Tinha José Ferreira 20 anos quando foi considerado “apto para o serviço”. Corria 1915 e ele passava ainda os seus dias a calçar a aldeia de Lomba, concelho de Paredes (distrito do Porto). Era tamanqueiro de profissão, um calçado de madeira que era comum entre os mais pobres, e ainda estava longe de saber que um dia lhe iriam atribuir o número 321 e fazê-lo embarcar para muito longe dali. Quando é chamado para a instrução ainda tem tempo de pedir uns dias de licença para se casar, a 2 de março de 1917, antes de partir para Brest, a povoação francesa que era para muitos a primeira vez que viam França, a 22 de Julho de 1917.
No ano seguinte haveria de ser um dos que participaria naquela que ficou conhecida como a batalha de La Lys.
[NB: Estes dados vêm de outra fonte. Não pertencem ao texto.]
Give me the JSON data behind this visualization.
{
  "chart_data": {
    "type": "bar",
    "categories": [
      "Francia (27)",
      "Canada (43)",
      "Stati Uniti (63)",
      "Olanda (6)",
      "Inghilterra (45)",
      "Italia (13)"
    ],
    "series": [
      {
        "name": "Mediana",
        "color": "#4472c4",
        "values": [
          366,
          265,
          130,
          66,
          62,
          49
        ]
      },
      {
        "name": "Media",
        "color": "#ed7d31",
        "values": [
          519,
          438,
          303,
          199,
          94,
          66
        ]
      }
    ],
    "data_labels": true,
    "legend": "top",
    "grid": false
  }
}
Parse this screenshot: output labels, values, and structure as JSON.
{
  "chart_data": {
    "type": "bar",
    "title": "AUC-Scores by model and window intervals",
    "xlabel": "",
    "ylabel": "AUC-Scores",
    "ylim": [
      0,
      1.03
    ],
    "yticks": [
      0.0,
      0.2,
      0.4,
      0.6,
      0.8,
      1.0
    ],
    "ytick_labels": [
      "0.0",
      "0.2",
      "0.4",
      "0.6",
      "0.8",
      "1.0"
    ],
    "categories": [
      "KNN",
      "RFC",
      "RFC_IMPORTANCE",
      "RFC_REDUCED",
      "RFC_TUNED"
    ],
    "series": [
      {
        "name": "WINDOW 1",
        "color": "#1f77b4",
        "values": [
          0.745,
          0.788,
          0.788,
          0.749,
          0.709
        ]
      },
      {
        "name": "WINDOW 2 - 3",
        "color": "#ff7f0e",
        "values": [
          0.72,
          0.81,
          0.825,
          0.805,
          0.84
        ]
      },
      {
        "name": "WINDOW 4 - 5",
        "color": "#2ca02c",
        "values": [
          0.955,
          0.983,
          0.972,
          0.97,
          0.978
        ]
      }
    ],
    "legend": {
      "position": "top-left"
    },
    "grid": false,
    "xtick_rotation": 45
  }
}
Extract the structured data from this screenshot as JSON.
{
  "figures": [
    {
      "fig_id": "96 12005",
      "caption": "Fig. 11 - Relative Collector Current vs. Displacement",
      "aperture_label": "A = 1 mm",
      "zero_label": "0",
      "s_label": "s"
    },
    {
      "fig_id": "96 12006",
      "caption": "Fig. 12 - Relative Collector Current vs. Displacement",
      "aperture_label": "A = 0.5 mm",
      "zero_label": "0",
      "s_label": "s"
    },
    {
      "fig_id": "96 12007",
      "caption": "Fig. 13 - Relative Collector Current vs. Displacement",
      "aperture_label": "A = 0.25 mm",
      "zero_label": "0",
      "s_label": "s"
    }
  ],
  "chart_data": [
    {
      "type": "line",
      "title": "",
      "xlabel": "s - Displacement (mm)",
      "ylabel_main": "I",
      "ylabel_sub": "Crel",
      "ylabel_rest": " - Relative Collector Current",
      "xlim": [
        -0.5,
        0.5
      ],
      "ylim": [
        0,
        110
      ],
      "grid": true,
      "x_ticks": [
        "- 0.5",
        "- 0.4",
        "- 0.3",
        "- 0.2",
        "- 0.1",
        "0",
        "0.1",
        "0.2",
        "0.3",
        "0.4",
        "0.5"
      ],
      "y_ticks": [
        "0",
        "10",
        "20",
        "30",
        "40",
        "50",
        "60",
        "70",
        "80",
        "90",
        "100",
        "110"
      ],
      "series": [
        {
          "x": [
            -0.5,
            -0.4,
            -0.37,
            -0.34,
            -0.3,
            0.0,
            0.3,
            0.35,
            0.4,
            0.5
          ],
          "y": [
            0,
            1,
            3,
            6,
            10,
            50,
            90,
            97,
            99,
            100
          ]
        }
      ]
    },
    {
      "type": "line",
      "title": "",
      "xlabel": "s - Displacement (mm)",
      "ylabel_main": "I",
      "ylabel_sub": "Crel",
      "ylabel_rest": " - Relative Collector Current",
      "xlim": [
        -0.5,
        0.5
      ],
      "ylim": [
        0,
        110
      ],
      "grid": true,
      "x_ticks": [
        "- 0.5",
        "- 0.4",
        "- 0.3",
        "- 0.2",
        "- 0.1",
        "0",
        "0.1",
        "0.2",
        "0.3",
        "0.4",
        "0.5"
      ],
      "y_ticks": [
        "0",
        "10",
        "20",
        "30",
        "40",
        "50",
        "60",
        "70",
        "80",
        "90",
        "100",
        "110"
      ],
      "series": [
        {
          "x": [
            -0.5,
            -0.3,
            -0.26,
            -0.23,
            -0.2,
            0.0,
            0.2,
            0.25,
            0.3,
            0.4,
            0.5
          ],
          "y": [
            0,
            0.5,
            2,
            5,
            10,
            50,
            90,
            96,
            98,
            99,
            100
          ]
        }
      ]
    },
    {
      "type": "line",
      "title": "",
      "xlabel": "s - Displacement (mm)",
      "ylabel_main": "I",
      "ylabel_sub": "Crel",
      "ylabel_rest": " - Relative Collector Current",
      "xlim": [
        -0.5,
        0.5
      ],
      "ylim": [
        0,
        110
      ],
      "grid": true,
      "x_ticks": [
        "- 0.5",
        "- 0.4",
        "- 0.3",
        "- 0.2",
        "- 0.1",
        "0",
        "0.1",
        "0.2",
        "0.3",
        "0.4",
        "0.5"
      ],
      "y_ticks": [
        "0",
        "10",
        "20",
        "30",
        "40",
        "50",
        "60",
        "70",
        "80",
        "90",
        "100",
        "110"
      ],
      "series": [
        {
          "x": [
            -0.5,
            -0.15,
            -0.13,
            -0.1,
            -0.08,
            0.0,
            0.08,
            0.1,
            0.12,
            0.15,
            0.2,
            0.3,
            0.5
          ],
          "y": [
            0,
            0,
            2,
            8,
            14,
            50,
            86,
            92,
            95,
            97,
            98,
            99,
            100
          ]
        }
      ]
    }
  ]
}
É engraçado que ao neto, Afonso da Silva Maia, pouco tenha contado sobre o que viveu nesse combate que aconteceu a 9 de Abril de 1918. Marcou-o mais a história de uma figura que encontrou quando foram obrigados a fugir da frente, “depois de resistirem o mais que podiam”. Para trás tinham ficado muitos portugueses feitos mortos ou prisioneiros. Debaixo de fogo ele e um camarada, durante uma curta acalmia nos bombardeamentos inimigos, conseguiram abrigo numa casa quase em total ruína, pensando que se encontrava desabitada. Lá dentro consta que uma velha senhora francesa que, segundo o soldado contou ao neto, lhes ofereceu café e sorriu. A senhora tinha preferido ficar ali a partir com os outros habitantes, por não conseguir nem andar nem deixar a sua casa, contou o neto à historiadora do Instituto de História Contemporânea da Universidade Nova de Lisboa, Margarida Portela.
Quando ficam novamente sob fogo – escutam-se bombardeamentos e zumbidos dos tiros de metralhadora – os militares portugueses decidem sair da habitação arruinada. José Ferreira contava sempre que tentaram convencer a velha senhora a fugir com eles mas que ela recusou, convencendo-os eles a serem rápidos a escapar do local. Ainda terá ficado a vê-los partir, a velha senhora, de uma janela, e no mesmo instante em que se afastam, a casa é bombardeada e tudo é reduzido a pó. Anos depois José Ferreira contava que considerava aquela velha senhora o seu “anjo da guarda”.
O então soldado do Corpo Expedicionário Português desembarcará em Lisboa a 3 de Agosto de 1918. Voltará a Lomba, terá oito filhos com a mulher, Olinda Torres Maia, com quem mal tinha tido tempo de estar casado. O neto conta que no resto da sua vida, morre em 1960 com um tumor pulmonar, terá tido sequelas relacionadas com os gases inalados na frente de batalha. Voltará a passar os seus dias a fabricar tamancos.